The new methods of OpenMS in their current state can compute theoretical isotope patterns of compounds with known empirical formulas. This might be a problem when one needs to combine two distributions of elements or two discrete probability distributions. It seems that the methods should be related with a more abstract concept than an empirical formula of a compound. Overview how the methods work so far:

foreach element,size in EmpiricalFormula:
  calculate_element_distribution(element.isotope),size)

calculate_final_distribution(id)

This is working closely with Empirical formula but in fact we need is the collection of tuples IsotopeDistribution, number of molecules.

“Lazy” isotope distribution evaluation

What really is needed is a transparent method of implementing the * and + operators transparently without much computational overhead.

Changes to the IsotopeDistribution data model (it just explains the logic):

class IsotopeDistribution
{
vector<Peak1D> id;

map<IsotopeDistribution, unsigned int> individual_ids;

void computeID();

operator+(IsotopeDistribution&);
operator*(unsigned int);

};

The id will remain empty until id is accessed or computeID() is invoked.

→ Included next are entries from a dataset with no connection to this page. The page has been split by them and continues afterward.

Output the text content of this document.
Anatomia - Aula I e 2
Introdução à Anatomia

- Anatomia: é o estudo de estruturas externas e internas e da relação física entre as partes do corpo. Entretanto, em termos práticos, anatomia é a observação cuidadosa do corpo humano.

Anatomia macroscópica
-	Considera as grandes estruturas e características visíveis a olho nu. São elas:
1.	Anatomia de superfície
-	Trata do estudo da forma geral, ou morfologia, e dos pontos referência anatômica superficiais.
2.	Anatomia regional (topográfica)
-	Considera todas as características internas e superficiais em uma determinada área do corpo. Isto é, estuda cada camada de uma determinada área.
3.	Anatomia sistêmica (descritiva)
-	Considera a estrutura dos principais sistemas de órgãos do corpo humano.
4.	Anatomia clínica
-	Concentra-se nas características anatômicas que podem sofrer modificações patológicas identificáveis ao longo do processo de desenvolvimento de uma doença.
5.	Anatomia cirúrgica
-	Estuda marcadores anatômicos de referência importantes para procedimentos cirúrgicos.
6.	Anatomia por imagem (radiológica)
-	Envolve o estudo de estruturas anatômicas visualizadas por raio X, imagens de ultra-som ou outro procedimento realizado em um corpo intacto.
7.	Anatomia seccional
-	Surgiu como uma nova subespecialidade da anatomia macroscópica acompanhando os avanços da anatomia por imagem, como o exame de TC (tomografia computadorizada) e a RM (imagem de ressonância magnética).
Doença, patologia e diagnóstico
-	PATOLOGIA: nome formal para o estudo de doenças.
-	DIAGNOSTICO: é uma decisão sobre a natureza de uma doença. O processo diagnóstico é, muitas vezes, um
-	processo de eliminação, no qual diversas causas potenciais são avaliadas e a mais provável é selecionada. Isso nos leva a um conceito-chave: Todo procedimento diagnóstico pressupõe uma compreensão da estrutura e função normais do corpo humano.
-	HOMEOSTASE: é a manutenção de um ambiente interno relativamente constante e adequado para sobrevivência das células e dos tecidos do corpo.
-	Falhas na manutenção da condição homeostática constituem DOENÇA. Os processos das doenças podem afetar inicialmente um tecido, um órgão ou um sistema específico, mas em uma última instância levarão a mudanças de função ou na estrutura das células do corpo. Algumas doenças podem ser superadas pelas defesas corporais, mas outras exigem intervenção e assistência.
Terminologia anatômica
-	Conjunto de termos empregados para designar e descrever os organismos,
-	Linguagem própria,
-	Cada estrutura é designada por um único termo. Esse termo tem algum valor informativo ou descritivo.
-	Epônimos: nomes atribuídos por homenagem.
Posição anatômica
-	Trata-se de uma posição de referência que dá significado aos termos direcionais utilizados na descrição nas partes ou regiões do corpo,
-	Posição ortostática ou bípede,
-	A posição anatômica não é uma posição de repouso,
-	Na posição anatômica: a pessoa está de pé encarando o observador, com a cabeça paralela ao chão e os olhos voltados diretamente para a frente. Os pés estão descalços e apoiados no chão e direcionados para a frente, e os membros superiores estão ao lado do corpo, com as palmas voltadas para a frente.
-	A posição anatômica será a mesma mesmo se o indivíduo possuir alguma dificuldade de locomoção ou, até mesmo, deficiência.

The operator+ will become:

void IsotopeDistribution::operator+(IsotopeDistribution& added_distribution)
{

if individual_ids.has_key(added_distribution)
   individual_ids[added_distribution]++;
else
   individual_ids[added_distribution] = 1;
}

The operator* will become:

void IsotopeDistribution::operator*(unsigned int size)
{
    IsotopeDistribution new_id;
    new_id.set_individual_ids(this->individual_ids);
    individual_ids.clear();
    individual_ids[new_id] = size;
}

computeID() will work in a tree manner that will compute all the earlier stages and finally compute the final distribution at the top level.

The greatest challenge for this is implementing a hash function for the map data structure that will identify quickly and accurately same isotopedistribution components and group them together.